British author Alan Sillitoe dies aged 82
Sun Apr 25, 10:41 am ET
LONDON – British writer Alan Sillitoe, whose “Saturday Night And Sunday Morning,” and “The Loneliness Of The Long Distance Runner” chronicled the bleak postwar realities of the country’s poor, died Sunday. He was 82.
Sillitoe, a leading member of the 1950s group of so-called angry young men of British fiction, was acclaimed for his uncompromising social criticism and depiction of domestic tensions — often dubbed kitchen sink dramas.
The writer’s son David said his father had died at London’s Charing Cross hospital, but gave no other details.

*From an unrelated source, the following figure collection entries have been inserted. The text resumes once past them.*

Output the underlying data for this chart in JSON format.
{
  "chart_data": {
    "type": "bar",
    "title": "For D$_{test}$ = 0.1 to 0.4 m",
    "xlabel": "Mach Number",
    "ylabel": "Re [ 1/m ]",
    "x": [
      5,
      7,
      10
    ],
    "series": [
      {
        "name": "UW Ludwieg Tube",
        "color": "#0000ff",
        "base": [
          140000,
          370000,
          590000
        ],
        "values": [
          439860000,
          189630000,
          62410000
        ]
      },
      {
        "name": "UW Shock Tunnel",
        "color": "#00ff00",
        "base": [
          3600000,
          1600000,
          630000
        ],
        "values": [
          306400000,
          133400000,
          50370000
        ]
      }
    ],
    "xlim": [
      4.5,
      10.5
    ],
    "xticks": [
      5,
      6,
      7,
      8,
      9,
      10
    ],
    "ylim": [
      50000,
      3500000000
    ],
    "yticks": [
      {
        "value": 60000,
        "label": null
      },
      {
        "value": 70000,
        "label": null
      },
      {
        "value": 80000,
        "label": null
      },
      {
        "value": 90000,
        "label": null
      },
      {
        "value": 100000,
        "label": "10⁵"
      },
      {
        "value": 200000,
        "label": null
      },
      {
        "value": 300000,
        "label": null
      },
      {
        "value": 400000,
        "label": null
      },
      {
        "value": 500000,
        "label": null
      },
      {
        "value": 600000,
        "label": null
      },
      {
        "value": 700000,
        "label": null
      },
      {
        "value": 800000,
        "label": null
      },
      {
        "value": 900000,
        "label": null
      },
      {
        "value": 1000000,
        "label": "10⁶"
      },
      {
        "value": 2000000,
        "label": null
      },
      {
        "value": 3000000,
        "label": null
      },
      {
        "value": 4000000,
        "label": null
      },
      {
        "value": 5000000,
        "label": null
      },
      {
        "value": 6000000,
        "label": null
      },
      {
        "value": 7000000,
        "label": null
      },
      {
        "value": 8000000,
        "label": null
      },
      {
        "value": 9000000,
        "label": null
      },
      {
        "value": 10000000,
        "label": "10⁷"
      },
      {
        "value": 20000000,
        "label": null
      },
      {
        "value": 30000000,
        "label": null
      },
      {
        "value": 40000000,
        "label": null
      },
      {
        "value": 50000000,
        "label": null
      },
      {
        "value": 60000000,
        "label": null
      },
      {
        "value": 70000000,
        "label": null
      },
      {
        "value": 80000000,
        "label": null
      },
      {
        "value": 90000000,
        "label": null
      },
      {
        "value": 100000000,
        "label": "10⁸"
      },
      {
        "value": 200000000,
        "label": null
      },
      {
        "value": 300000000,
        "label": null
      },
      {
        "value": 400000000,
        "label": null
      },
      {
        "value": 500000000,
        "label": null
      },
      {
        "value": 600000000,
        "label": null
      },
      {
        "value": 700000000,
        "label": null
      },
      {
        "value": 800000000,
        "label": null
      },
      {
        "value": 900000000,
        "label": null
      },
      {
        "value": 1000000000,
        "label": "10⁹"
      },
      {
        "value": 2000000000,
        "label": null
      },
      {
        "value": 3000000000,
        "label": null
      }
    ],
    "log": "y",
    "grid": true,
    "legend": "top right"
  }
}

Albert Finney starred in the adaptation of “Saturday Night And Sunday Morning,” as a disillusioned young factory worker. In the “The Loneliness Of The Long Distance Runner,” Tom Courtenay portrayed a young delinquent whose athletic prowess is seized upon by authorities as proof of their ability to rehabilitate troubled youths.
“He put somehow forgotten places at center-stage,” British poet Ian MacMillan told the BBC. “He made the ordinary life into a kind of poetry.”
Recalling his own modest upbringing in Nottingham, central England, Sillitoe once recalled the smells of “leaking gas, stale fat, and layers of moldering wallpaper.”
In 2008, the author was bestowed with the freedom of Nottingham — an ancient ceremonial honor that allows recipients to drove sheep through the center of the city. He had been due to join other recipients at an event to celebrate the city earlier this month, but was forced to withdraw because of illness.
Sillitoe lived briefly overseas with Ruth Fainlight, the American poet he married in 1959, but later returned to Britain.
In 2007, Sillitoe published “Gadfly In Russia,” an account of four decades of travel through Russia.
Born in 1928, Sillitoe left school at the age of 14 and worked in factories. He later served as a wireless operator in the Royal Air Force, including in British-controlled Malaya, now Malaysia.
Sillitoe is survived by his wife and the couple’s son and daughter.